Mam smiled. “Grandmother, we must leave it to the younger men. Don’t make jokes about guns.”
Grandmother turned to Mam, and spoke very slowly and clearly. “I’m not joking. I would love to be the first to pull the trigger.” Turning to the men in the room, she repeated, “With a gun in my hand, I’ll be ready to show you how to use it!”
Bonaventura spoke slowly and carefully. “You know, we must beware of taki
ng this threat too lightly, beware of talking about war as if it would be fun. Perhaps everything we’ve done so far was trivial and superficial. We’ve created a huge and powerful collective of workers, and we’ve not achieved anything. Our brothers in Russia didn’t win the revolution by sitting in smoky rooms over music shops. They armed themselves and went out onto the streets. They knew their lives were at risk, and they didn’t hesitate. If all that reading of those difficult books by Russians, means anything, it means what we face now. The struggle for workers in Barcelona, in Catalonia, and indeed the whole of Spain, is rapidly becoming an armed struggle.”
CHAPTER SIX
The Ramblas had long been a magnet for beggars of all kinds. Some simply exposed rather revolting injuries of the flesh, or amputations sustained in war or from the dangers of daily life. Others took advantage of physical deformities – dwarves and hunchbacks, men born without arms or legs, and women with beards. Some took their begging to a higher and more profitable level, with costumes and face-paint.

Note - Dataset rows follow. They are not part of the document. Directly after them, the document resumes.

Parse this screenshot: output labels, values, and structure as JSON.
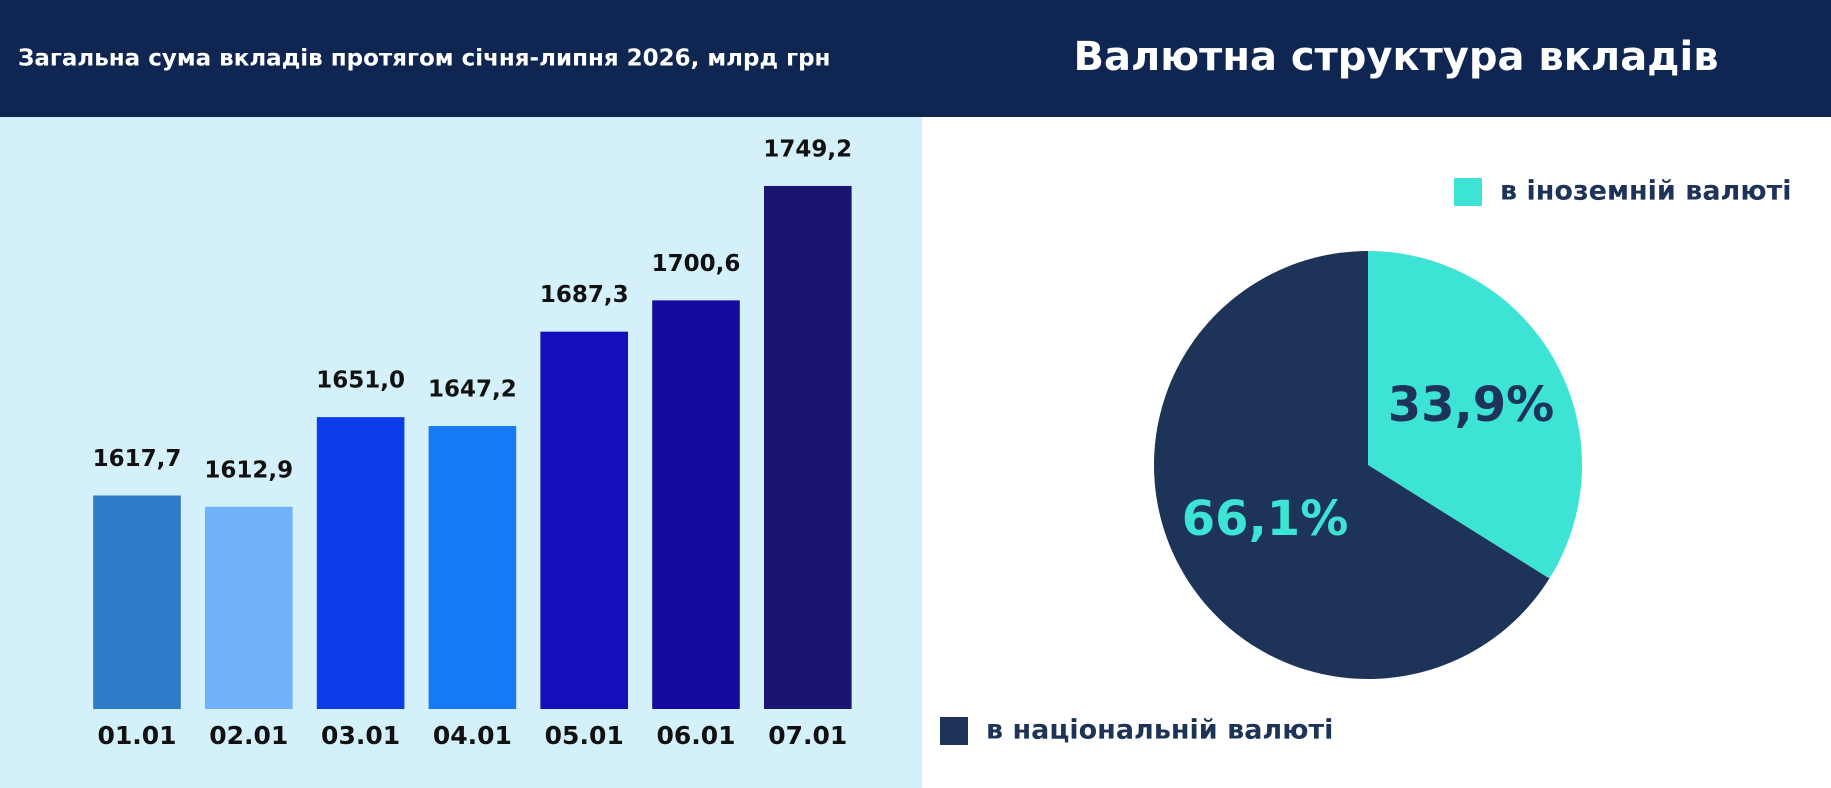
{
  "chart_data": [
    {
      "type": "bar",
      "title": "Загальна сума вкладів протягом січня-липня 2026, млрд грн",
      "categories": [
        "01.01",
        "02.01",
        "03.01",
        "04.01",
        "05.01",
        "06.01",
        "07.01"
      ],
      "values": [
        1617.7,
        1612.9,
        1651.0,
        1647.2,
        1687.3,
        1700.6,
        1749.2
      ],
      "value_labels": [
        "1617,7",
        "1612,9",
        "1651,0",
        "1647,2",
        "1687,3",
        "1700,6",
        "1749,2"
      ],
      "colors": [
        "#2e7ac9",
        "#6fb1fb",
        "#0b3de8",
        "#1679f5",
        "#150fbb",
        "#160a9f",
        "#1b1571"
      ],
      "ylim": [
        1527,
        1770
      ]
    },
    {
      "type": "pie",
      "title": "Валютна структура вкладів",
      "categories": [
        "в іноземній валюті",
        "в національній валюті"
      ],
      "values": [
        33.9,
        66.1
      ],
      "value_labels": [
        "33,9%",
        "66,1%"
      ],
      "colors": [
        "#3de3d4",
        "#1e3358"
      ]
    }
  ]
}
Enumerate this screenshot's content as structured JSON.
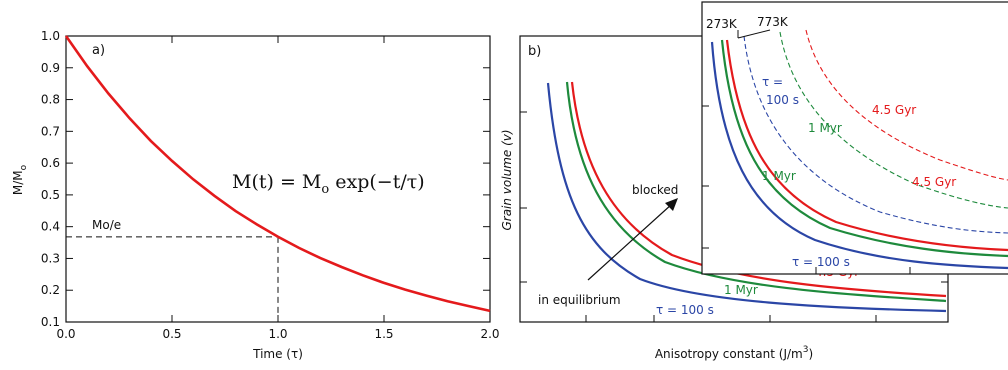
{
  "chart_data": [
    {
      "type": "line",
      "panel_label": "a)",
      "xlabel": "Time (τ)",
      "ylabel": "M/M",
      "ylabel_sub": "o",
      "xlim": [
        0.0,
        2.0
      ],
      "ylim": [
        0.1,
        1.0
      ],
      "xticks": [
        0.0,
        0.5,
        1.0,
        1.5,
        2.0
      ],
      "xtick_labels": [
        "0.0",
        "0.5",
        "1.0",
        "1.5",
        "2.0"
      ],
      "yticks": [
        0.1,
        0.2,
        0.3,
        0.4,
        0.5,
        0.6,
        0.7,
        0.8,
        0.9,
        1.0
      ],
      "ytick_labels": [
        "0.1",
        "0.2",
        "0.3",
        "0.4",
        "0.5",
        "0.6",
        "0.7",
        "0.8",
        "0.9",
        "1.0"
      ],
      "series": [
        {
          "function": "exp(-t)",
          "color": "#e41a1c",
          "x": [
            0.0,
            0.1,
            0.2,
            0.3,
            0.4,
            0.5,
            0.6,
            0.7,
            0.8,
            0.9,
            1.0,
            1.1,
            1.2,
            1.3,
            1.4,
            1.5,
            1.6,
            1.7,
            1.8,
            1.9,
            2.0
          ],
          "y": [
            1.0,
            0.905,
            0.819,
            0.741,
            0.67,
            0.607,
            0.549,
            0.497,
            0.449,
            0.407,
            0.368,
            0.333,
            0.301,
            0.273,
            0.247,
            0.223,
            0.202,
            0.183,
            0.165,
            0.15,
            0.135
          ]
        }
      ],
      "annotations": {
        "ref_label": "Mo/e",
        "ref_value": 0.368,
        "ref_x": 1.0,
        "equation_lhs": "M(t) = M",
        "equation_sub": "o",
        "equation_rhs": " exp(−t/τ)"
      }
    },
    {
      "type": "line",
      "panel_label": "b)",
      "xlabel": "Anisotropy constant (J/m",
      "xlabel_sup": "3",
      "xlabel_end": ")",
      "ylabel": "Grain volume (v)",
      "series": [
        {
          "name": "τ = 100 s",
          "color": "#2b46a6"
        },
        {
          "name": "1 Myr",
          "color": "#1e8a3c"
        },
        {
          "name": "4.5 Gyr",
          "color": "#e41a1c"
        }
      ],
      "annotations": {
        "blocked": "blocked",
        "equilibrium": "in equilibrium"
      },
      "inset": {
        "temperatures": [
          "273K",
          "773K"
        ],
        "series_273K": [
          {
            "name": "τ = 100 s",
            "color": "#2b46a6"
          },
          {
            "name": "1 Myr",
            "color": "#1e8a3c"
          },
          {
            "name": "4.5 Gyr",
            "color": "#e41a1c"
          }
        ],
        "series_773K": [
          {
            "name": "τ =",
            "name2": "100 s",
            "color": "#2b46a6",
            "style": "dashed"
          },
          {
            "name": "1 Myr",
            "color": "#1e8a3c",
            "style": "dashed"
          },
          {
            "name": "4.5 Gyr",
            "color": "#e41a1c",
            "style": "dashed"
          }
        ]
      }
    }
  ]
}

Jordi and Tomas particularly enjoyed a fat woman who dressed herself as the old English queen, Victoria. She had an enamel chamber pot, decorated with silk flowers, into which Jordi would drop a small coin in order to hear her high- pitched voice screech a vulgar condemnation of King Alphonso, married, in her opinion, to her misguided granddaughter.
Another regular mime on the Ramblas was a woman who was unnaturally tiny, dressed herself as a baby, and climbed into a battered old perambulator. Drop a coin into the tin cup on the pram, and she would gurgle contentedly. Jordi found the baby-woman very disconcerting, and did not walk too closely.
Recently, a new beggar had appeared, and settled himself on the pavement outside the music shop. Vilaro watched him from the office window, and told the others that he thought there was something suspicious. This new beggar was obviously a dwarf, and had turned himself into a toad. He squatted on the pavement with a hideous helmet, covered in green slime and pustules, wearing some kind of green garment which made him look horribly fat and bloated.